Первое время по объявлению никто не приходил; но постепенно начал складываться небольшой кружок учеников. Когда я была ребенком, в городе еще не было музыкальной школы, и матери посылали своих чад к каким-нибудь старым барышням, которые портили детям слух и приучали их к неверному ритму. Я убеждена, что у матушки был блестящий талант. Родственники, следившие за вашими мытарствами нервно, но непреклонно, быстро узнали об объявлении. Когда к нам пришел дядя Шандор, мать как раз занималась с единственным пока учеником, сыном Карасихи, пальцы у которого напоминали сосиски; с тупым взглядом, в котором застыло выражение благоговения и безнадежности, сын кондитерши следил за полетом матушкиных легких рук. На все уговоры дяди Шандора матушка лишь посмеялась и сказала, что объявление не уберет; на следующий день у нас появилась Грети, немка-гувернантка одного из наших родственников, и привела Юдитку с Черни-Хованом,[5] Спустя каких-нибудь несколько месяцев матушка уже учила музыке всех детей наших родственников – учила за гораздо меньшую плату, чем кто-либо другой.
Нас узнали; теперь у нас во дворике, под сиренью, постоянно сидели немецкие и французские барышни-гувернантки, читая романы; зимой они устраивались в комнате, на диване, с брезгливо-жеманным видом, будто диван был не совсем чист, и терпеливо слушали, как бренчат по клавишам дети.
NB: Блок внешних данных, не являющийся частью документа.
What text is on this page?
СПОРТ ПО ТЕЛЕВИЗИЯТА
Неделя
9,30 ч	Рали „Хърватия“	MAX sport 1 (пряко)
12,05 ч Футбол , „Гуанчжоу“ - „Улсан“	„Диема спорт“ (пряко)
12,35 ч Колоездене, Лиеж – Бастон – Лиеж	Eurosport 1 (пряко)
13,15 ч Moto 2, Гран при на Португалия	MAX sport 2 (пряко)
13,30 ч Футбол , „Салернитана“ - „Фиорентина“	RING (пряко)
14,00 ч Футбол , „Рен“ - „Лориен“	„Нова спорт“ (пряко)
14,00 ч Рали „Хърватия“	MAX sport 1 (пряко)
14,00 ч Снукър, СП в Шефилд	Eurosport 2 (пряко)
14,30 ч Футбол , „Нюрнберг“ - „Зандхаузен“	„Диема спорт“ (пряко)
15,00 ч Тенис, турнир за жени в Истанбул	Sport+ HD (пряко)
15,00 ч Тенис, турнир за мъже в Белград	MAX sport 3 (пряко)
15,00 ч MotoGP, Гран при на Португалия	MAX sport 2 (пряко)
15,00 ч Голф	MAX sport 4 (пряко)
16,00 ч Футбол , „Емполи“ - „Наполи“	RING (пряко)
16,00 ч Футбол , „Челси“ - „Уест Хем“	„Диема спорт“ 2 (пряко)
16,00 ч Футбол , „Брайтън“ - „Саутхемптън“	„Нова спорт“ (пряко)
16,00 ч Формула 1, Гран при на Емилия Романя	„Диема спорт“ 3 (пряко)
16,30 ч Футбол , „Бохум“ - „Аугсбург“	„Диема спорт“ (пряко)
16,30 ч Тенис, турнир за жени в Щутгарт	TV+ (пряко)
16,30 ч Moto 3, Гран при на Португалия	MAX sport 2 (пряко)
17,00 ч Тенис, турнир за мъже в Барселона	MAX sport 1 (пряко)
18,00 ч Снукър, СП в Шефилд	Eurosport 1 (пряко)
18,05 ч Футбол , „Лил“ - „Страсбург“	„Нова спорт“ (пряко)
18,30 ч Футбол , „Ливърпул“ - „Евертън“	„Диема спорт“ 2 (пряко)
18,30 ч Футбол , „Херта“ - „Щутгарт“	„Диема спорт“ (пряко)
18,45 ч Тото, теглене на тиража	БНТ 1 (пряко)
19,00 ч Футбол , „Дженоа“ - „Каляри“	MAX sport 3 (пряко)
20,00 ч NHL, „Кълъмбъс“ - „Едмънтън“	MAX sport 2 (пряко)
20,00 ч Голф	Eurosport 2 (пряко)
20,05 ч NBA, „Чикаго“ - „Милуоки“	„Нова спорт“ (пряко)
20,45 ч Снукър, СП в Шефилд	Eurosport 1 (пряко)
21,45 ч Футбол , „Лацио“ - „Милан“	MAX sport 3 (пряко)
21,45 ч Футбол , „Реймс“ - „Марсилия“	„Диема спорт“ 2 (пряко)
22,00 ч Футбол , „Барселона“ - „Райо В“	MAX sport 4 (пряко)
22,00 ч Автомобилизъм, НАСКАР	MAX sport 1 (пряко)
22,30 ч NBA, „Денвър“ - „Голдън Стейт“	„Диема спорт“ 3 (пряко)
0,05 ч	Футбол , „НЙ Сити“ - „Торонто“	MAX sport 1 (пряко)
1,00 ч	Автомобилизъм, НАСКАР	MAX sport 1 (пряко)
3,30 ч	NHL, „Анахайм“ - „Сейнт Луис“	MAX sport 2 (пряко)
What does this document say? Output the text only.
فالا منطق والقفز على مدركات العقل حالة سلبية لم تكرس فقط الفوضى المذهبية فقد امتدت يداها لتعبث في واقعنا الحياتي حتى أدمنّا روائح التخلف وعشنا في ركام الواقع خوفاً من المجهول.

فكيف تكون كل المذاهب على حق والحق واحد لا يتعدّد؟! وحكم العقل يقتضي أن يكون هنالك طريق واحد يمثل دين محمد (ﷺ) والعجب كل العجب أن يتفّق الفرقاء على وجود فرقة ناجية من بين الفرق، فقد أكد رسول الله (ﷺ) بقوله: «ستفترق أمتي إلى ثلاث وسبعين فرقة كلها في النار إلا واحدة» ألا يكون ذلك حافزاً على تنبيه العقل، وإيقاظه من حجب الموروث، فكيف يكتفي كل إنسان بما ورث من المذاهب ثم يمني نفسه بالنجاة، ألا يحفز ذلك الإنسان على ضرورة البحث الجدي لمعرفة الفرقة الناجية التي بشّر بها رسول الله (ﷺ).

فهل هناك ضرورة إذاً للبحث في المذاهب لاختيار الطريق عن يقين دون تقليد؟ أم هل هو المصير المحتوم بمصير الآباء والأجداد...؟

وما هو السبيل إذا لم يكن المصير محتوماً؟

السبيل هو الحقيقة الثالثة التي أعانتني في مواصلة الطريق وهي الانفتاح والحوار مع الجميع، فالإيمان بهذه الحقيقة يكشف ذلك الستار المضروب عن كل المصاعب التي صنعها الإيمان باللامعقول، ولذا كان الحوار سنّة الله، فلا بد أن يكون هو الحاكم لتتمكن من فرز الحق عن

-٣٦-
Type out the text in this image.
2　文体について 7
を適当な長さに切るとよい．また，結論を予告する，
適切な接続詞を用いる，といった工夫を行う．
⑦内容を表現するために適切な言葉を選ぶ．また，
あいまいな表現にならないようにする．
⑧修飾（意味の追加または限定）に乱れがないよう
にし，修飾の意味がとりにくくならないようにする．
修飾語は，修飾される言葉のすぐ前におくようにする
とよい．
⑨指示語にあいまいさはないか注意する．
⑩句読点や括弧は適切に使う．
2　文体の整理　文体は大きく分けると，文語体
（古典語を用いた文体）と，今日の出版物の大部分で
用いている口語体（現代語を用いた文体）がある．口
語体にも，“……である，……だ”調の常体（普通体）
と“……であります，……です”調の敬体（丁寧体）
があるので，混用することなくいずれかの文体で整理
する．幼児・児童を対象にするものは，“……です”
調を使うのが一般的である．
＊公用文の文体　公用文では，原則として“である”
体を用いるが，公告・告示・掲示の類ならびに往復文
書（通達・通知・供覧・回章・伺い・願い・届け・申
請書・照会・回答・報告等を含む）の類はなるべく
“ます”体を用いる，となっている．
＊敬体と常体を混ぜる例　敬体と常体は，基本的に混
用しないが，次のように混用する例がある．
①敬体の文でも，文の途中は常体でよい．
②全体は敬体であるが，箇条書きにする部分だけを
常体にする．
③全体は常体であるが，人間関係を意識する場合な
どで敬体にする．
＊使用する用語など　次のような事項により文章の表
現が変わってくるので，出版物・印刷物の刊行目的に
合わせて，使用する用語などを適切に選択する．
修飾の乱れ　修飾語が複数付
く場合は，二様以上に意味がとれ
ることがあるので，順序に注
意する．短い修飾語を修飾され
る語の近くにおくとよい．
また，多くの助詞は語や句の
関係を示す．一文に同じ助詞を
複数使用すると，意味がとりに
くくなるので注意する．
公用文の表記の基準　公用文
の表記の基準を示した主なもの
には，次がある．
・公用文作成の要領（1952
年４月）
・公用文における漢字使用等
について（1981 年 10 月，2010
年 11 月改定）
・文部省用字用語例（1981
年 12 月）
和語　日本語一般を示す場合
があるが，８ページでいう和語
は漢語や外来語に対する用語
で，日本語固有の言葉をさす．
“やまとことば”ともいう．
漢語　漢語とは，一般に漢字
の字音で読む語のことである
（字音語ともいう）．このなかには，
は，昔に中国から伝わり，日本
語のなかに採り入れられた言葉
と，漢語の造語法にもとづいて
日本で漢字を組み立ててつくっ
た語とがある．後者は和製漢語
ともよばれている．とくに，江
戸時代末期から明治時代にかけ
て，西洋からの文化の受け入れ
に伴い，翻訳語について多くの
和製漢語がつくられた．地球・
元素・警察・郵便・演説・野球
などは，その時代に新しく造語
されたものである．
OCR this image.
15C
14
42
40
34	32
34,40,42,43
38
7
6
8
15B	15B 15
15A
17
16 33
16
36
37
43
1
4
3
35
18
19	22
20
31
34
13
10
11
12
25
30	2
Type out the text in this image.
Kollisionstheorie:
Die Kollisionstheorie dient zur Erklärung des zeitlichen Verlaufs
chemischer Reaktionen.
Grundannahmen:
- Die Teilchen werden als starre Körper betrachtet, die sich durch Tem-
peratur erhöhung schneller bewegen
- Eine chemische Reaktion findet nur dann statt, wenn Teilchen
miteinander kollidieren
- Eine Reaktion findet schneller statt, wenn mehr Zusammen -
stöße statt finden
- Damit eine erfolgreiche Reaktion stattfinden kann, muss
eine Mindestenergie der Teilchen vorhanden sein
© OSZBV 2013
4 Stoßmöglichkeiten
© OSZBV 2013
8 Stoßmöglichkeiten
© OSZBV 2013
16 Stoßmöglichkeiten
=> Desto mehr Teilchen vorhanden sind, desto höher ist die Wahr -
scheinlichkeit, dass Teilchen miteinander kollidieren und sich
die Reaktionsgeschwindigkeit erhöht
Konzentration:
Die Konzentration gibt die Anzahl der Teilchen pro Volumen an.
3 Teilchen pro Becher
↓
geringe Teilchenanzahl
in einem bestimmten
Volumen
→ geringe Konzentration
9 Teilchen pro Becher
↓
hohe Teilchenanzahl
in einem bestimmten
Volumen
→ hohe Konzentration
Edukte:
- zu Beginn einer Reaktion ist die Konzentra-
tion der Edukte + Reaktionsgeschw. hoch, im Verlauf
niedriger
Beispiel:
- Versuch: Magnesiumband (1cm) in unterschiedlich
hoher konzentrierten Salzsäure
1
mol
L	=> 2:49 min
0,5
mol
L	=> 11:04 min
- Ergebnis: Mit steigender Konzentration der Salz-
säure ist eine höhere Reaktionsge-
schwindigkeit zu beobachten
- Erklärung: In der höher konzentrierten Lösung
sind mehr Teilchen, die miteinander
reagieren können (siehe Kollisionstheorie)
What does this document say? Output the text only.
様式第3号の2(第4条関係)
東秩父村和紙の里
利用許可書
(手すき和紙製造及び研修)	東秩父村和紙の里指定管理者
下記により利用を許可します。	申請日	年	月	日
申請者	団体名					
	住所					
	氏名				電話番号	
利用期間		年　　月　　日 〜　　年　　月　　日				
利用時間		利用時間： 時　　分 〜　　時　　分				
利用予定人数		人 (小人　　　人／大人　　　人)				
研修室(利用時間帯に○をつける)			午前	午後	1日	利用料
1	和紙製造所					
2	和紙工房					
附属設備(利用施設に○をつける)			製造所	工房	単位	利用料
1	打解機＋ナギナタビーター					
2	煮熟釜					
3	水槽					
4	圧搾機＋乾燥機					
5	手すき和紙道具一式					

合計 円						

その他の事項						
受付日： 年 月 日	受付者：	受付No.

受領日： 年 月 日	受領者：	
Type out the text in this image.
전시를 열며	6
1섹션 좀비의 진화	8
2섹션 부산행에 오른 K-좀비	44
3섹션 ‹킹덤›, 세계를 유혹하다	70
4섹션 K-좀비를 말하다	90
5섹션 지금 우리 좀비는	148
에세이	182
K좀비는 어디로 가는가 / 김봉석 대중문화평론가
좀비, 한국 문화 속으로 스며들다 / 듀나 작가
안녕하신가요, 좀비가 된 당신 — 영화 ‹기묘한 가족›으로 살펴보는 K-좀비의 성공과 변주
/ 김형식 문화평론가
Отец, выходя порой из кабинета, на безукоризненном французском языке говорил барышням комплименты, шутил с немками-воспитательницами; никто не мог устоять перед его тихим обаянием. Барышни выбалтывали ему все, что знали друг от друга или наблюдали в семьях своих хозяев; у меня, правда, не было времени слушать их щебетанье, – лишь один-единственный раз случилось, что я слонялась по прибранной кухне, изображая какую-то деятельность, а сама прислушивалась к разговору в комнате – это было, когда там прозвучало имя Эльзы.